For photographers, the first few months of the year are typically very slow. This can be frustrating and, well, really disheartening.
What if you were so busy this year that you didn’t plan for the slow season? What if you find yourself in mid-January with an empty calendar?
Below are a few ways to plan accordingly and suggestions to make it through the slow season without losing your mind!
Look at the seasonality of your business. When do you find business slowing down? Consider adding sessions that will appeal to your clients to soften the seasonality.
If you’re a mini session photographer, try adding year-round mini sessions. Even if you aren’t a mini session photographer, this type of photoshoot can help you drum up business during the slow season.
Mini sessions are shorter shoots that produce fewer final images at a more affordable rate. You can book several shoots back-to-back, completing several shoots at one location in one day. With fun themes and creative marketing, you can use mini photo sessions to increase bookings when business is slow.
For example in January, offer sparkler minis or New Year’s baby minis. In February, offer Valentine’s Day mini sessions, followed by spring-themed garden center minis in March. Check out our 12 Months of Mini Sessions Calendar for more fun ideas!

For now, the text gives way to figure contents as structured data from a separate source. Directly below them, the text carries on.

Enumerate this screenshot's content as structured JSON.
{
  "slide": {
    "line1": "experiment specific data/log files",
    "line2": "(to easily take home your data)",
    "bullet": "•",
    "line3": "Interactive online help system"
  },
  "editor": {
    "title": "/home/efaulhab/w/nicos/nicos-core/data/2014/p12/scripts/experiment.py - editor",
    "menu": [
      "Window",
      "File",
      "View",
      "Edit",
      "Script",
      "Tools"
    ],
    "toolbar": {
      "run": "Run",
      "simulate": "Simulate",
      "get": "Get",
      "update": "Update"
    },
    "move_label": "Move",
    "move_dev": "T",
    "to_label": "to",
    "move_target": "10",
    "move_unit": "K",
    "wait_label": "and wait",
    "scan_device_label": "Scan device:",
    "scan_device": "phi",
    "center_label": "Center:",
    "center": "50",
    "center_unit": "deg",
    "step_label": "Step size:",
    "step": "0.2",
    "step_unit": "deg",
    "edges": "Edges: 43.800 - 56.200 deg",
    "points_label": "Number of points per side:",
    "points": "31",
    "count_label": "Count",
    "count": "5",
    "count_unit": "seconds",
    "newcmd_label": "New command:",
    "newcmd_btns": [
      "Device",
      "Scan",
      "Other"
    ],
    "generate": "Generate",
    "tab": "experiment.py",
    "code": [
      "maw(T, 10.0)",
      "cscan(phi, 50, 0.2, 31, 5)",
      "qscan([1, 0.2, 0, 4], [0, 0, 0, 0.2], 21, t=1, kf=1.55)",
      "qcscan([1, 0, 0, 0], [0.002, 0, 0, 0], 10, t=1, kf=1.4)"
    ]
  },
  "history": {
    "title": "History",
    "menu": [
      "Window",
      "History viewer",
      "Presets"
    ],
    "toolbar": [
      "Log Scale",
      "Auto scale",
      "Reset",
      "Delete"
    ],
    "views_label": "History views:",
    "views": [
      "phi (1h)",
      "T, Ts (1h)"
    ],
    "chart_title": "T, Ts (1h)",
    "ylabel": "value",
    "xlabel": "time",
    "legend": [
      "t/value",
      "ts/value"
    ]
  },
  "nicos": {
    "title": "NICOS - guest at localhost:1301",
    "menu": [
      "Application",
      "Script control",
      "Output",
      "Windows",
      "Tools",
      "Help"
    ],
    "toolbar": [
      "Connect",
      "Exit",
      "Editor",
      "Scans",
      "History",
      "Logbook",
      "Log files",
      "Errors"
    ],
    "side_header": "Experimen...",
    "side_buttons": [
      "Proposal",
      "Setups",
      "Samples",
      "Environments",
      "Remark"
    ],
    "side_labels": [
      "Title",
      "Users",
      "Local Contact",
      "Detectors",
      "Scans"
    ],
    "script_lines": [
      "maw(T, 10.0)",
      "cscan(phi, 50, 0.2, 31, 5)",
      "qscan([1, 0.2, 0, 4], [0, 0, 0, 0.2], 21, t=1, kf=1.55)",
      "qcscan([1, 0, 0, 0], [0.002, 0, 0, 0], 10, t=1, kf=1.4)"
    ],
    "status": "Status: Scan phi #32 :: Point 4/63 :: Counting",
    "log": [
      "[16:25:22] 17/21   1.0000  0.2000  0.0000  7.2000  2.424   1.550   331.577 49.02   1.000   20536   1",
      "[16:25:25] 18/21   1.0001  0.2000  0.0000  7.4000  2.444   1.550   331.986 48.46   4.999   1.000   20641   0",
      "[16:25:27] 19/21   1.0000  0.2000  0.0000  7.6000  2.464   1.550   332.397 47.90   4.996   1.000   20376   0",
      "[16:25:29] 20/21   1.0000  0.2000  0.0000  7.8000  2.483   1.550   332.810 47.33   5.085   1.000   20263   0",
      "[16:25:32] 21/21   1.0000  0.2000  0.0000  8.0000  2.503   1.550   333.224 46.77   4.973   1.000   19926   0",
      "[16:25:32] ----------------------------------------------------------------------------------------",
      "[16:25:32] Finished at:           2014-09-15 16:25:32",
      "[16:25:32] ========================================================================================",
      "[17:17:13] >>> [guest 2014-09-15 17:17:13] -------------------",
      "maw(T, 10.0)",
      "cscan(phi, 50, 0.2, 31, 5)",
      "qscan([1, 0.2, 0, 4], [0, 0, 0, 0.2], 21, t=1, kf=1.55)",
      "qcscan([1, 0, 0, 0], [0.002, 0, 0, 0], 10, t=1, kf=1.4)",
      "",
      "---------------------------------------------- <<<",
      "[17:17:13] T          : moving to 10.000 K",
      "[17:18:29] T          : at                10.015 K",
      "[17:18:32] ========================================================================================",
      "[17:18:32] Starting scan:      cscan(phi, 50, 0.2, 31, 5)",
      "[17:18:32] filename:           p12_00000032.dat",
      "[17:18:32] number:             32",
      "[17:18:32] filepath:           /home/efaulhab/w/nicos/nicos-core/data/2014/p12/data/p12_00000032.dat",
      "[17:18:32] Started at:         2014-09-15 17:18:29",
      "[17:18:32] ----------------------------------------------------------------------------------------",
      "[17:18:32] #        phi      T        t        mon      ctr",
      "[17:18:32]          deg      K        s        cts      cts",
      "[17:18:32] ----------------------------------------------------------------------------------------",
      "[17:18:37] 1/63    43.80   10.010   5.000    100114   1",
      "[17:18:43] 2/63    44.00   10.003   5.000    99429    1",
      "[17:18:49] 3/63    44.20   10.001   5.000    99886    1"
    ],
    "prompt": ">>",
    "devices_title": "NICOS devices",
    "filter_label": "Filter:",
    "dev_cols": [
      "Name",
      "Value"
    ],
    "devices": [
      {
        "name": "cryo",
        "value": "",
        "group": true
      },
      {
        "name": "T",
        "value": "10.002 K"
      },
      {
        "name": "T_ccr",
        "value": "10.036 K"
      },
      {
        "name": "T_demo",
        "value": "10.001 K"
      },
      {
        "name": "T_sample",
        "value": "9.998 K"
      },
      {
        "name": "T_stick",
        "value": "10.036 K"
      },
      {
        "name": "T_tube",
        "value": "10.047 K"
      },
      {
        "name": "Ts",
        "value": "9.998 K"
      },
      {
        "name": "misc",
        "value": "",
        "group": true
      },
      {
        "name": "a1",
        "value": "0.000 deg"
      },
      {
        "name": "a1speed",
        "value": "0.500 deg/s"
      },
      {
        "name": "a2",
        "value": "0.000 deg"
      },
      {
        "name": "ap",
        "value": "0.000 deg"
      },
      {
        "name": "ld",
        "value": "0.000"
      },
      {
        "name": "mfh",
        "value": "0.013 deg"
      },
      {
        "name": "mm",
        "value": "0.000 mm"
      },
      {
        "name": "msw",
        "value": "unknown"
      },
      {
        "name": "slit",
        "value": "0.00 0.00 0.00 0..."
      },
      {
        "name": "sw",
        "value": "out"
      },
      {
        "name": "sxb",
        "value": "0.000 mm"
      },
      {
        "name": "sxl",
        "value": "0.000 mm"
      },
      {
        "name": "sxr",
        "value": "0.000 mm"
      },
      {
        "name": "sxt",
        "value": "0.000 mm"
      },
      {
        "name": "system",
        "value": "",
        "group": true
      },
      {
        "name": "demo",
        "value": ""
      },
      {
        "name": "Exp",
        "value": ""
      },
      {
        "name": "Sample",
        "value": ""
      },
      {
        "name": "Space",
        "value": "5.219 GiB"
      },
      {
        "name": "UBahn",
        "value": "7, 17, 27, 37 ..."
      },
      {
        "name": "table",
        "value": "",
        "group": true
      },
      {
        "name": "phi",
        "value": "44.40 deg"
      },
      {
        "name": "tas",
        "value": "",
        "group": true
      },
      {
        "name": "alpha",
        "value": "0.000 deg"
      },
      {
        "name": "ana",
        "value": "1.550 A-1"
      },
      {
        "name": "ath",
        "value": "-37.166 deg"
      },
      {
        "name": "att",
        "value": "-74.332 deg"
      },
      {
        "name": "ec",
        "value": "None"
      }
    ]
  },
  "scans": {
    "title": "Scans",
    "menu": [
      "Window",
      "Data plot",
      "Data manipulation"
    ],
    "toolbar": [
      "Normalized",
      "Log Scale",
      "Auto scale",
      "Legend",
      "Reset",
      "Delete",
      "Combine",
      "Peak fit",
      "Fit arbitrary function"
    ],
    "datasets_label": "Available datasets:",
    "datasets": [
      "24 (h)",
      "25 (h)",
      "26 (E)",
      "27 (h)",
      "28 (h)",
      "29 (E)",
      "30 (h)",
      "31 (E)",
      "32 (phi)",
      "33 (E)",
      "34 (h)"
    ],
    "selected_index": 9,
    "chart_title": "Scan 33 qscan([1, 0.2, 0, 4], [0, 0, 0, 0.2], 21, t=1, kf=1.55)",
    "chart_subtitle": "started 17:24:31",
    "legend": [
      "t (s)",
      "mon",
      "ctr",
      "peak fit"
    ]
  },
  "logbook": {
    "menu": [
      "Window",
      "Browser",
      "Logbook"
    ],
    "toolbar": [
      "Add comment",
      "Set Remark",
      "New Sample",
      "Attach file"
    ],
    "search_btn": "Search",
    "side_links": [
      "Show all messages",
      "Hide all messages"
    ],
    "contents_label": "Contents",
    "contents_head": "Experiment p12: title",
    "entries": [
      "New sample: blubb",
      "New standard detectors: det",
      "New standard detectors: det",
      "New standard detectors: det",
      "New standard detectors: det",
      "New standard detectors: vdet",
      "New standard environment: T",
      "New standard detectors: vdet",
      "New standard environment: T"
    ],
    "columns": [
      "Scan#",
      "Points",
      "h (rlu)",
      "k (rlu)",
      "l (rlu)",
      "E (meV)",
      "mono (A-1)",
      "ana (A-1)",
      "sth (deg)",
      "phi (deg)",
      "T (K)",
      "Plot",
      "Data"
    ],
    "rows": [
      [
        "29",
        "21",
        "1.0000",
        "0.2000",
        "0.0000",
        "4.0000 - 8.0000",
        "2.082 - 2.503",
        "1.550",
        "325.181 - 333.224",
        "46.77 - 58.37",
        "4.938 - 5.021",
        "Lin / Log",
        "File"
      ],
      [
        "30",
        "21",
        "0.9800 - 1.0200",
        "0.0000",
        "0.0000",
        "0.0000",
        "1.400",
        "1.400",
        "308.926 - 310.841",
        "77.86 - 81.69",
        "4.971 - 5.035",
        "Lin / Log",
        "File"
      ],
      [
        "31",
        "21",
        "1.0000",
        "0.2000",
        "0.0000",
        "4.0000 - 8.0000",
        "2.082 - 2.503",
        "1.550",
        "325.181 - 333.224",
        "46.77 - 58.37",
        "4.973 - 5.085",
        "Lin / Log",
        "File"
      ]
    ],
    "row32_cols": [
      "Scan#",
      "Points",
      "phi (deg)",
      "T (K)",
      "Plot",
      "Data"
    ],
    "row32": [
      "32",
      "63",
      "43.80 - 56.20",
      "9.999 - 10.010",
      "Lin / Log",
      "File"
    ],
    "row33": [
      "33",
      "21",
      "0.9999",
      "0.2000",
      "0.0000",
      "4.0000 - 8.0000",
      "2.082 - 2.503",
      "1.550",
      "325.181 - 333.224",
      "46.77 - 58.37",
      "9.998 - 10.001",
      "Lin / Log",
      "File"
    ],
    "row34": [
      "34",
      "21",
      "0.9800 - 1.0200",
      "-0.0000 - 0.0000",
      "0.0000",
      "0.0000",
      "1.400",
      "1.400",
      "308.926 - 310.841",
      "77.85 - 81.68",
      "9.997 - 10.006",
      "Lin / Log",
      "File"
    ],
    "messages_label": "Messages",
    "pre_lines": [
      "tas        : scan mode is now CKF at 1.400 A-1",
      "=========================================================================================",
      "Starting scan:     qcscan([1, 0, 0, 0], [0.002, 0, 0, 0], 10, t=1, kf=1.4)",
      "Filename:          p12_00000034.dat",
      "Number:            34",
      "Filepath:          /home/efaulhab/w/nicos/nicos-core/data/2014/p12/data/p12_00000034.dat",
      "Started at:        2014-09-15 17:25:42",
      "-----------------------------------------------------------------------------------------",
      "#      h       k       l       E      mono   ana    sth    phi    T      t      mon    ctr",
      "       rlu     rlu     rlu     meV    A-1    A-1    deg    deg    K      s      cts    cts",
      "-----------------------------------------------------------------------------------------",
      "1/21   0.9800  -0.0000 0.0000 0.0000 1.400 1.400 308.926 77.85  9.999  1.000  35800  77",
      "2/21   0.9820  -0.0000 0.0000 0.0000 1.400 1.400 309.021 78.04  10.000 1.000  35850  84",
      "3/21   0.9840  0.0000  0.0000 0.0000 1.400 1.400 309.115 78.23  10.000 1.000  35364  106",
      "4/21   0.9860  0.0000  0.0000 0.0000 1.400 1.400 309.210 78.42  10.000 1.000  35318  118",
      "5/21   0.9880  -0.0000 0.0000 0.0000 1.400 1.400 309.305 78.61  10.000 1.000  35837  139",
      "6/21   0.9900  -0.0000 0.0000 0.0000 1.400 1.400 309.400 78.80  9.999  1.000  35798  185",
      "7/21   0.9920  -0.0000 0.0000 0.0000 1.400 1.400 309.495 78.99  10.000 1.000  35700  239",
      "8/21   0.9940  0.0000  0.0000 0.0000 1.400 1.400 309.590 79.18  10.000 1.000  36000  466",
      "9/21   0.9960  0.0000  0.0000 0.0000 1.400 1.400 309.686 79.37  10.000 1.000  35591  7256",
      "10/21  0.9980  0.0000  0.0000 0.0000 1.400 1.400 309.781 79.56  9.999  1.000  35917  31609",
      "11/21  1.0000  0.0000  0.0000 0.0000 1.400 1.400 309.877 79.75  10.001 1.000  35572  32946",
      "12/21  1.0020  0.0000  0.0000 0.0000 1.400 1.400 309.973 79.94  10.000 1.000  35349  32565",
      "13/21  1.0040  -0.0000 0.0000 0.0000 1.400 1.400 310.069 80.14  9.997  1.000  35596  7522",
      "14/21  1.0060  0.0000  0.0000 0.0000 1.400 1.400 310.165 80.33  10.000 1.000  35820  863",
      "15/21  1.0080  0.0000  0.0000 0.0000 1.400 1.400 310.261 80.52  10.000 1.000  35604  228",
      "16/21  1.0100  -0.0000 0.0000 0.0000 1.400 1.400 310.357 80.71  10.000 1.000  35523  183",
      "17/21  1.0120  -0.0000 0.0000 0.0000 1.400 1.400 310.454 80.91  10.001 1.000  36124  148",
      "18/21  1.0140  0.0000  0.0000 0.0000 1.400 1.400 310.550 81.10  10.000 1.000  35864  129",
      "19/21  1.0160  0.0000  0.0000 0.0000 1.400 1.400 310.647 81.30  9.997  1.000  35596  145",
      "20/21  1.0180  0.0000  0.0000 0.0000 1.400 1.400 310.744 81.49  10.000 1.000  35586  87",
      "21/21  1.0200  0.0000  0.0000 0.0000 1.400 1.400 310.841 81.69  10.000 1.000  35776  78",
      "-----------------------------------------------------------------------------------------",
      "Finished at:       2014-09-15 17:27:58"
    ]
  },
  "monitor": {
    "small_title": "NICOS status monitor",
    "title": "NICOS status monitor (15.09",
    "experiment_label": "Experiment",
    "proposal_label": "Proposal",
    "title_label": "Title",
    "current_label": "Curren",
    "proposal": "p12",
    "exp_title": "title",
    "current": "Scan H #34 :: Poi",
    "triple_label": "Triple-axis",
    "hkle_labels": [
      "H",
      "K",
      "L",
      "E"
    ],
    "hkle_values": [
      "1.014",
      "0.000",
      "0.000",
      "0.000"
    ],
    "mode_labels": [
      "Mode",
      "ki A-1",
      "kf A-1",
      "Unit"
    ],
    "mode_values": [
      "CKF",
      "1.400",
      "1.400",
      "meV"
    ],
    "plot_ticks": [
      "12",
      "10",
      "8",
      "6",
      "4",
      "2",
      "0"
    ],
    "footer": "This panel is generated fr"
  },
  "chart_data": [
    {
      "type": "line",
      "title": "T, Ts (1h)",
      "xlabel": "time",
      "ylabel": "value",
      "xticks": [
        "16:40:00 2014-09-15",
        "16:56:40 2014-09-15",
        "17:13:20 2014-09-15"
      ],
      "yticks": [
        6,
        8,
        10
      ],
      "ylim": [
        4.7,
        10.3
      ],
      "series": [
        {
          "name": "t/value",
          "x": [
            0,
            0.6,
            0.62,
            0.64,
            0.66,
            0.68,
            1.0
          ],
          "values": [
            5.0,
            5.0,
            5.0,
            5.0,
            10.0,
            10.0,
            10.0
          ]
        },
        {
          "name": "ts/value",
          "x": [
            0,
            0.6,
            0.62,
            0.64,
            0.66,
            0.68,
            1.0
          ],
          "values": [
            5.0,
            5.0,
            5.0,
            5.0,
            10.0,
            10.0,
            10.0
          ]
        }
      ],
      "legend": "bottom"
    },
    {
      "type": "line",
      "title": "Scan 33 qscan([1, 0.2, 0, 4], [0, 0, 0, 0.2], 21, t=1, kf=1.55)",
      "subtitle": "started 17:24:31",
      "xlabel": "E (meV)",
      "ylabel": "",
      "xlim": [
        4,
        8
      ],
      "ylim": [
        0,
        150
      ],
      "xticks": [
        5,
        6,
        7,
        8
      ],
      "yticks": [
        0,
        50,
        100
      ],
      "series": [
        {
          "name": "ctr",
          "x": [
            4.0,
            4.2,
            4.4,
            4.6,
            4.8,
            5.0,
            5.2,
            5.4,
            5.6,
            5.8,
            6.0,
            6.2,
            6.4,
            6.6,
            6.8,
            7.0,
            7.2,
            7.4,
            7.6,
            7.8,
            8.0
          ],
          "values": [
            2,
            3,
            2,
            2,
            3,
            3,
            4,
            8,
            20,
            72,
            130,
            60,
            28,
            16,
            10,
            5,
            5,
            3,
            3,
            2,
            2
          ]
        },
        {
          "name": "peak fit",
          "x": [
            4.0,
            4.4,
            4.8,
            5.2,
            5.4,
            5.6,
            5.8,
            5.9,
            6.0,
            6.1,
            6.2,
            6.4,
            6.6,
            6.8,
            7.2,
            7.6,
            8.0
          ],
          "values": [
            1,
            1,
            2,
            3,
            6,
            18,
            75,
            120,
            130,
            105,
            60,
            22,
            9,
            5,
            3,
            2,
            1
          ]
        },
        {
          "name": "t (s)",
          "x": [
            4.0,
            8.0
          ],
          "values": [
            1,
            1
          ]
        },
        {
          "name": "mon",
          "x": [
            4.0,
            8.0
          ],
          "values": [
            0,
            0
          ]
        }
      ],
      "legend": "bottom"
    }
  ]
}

If you are interested in more information check out our ebook, Mini Session 101,
When you need to increase bookings fast, there are several powerful marketing strategies you can use, including:
For in-depth information and advice about these strategies, read our post How to Book Clients for This Weekend.
And whatever you do, don’t give in to the temptation to discount your rates. Discounts undervalue your work and can lead to confusion about your pricing, encouraging clients to haggle or question your prices later. In addition, if you offer frequent discounts, some clients may even wait to book sessions because they expect you to offer lower prices in the future.
Extra free time isn’t always a bad thing! So take advantage of the opportunity to review the last year of your business.
Start by reflecting on everything you’ve achieved. Make a list of all your accomplishments. This will give you encouragement and a confidence boost if you start feeling down during the slow season. Plus, you can get ideas and inspiration for the year to come!
Next, look for ways to improve in the year ahead. What sold well and what didn’t? Are there any processes you can manage more efficiently? How can you improve your marketing and client communication? Review your photography as well. Do you need to improve certain aspects of your work?
It’s a great idea to review your business annually. Take stock of what you’re doing well and what areas can be improved upon. This way, you’ll go into the new year with clear ideas about how to continue growing your business.
After reviewing your business, it’s time to set goals for the new year. Break your goals into three areas: Professional, Personal, and Financial.
Think about what you would like to achieve with your business. What should you focus on to continue growing?
Personal goals are equally important because it’s easy to feel overwhelmed, overworked, and exhausted when running a small business. Think about your ideal schedule, how you’d like to manage seasonality in the future, and whether you’re clear on your boundaries. Consider connecting with the local photography community or other small businesses so you have a like-minded support system to talk shop with.
Suppose you haven’t nailed down your pricing, mastered some of your financial goals, or created a financial system for your photography business. In that case, financial goal setting should also be a major priority. Make sure you’re legally set up correctly. Review your income for the year and brainstorm strategies to increase revenue.
Make sure every goal you set is both manageable and measurable. Start with a big vision, then break it down into the smaller steps you must accomplish along the way.
The slow season is a tough time for photographers. Brainstorm engaging, non-seasonal sessions you can add to increase bookings and revenue while business is slow. Use marketing best practices like including an urgent call-to-action, making it quick and easy to book, and including high-quality images. Leverage email, social media, paid ads, and word-of-mouth to reach more people.
If business is still a bit slow, take advantage of the extra time to review the last year of your business to set strategic goals for the year ahead. We’re often so caught up in the day-to-day frenzy of running a small business that strategizing slips off the radar. The slow season is an excellent time to analyze what you’ve done so far, what you should continue doing, and what you’d like to improve on for the future.
If you didn’t plan for this slow season, consider how you can manage better next time around. Make sure to budget and save and plan strategies to book sessions in advance for your slowest months.
Before you know it, business will be booming once again. By using your slow season to strategize and set goals, you’ll be ready to handle all seasons successfully!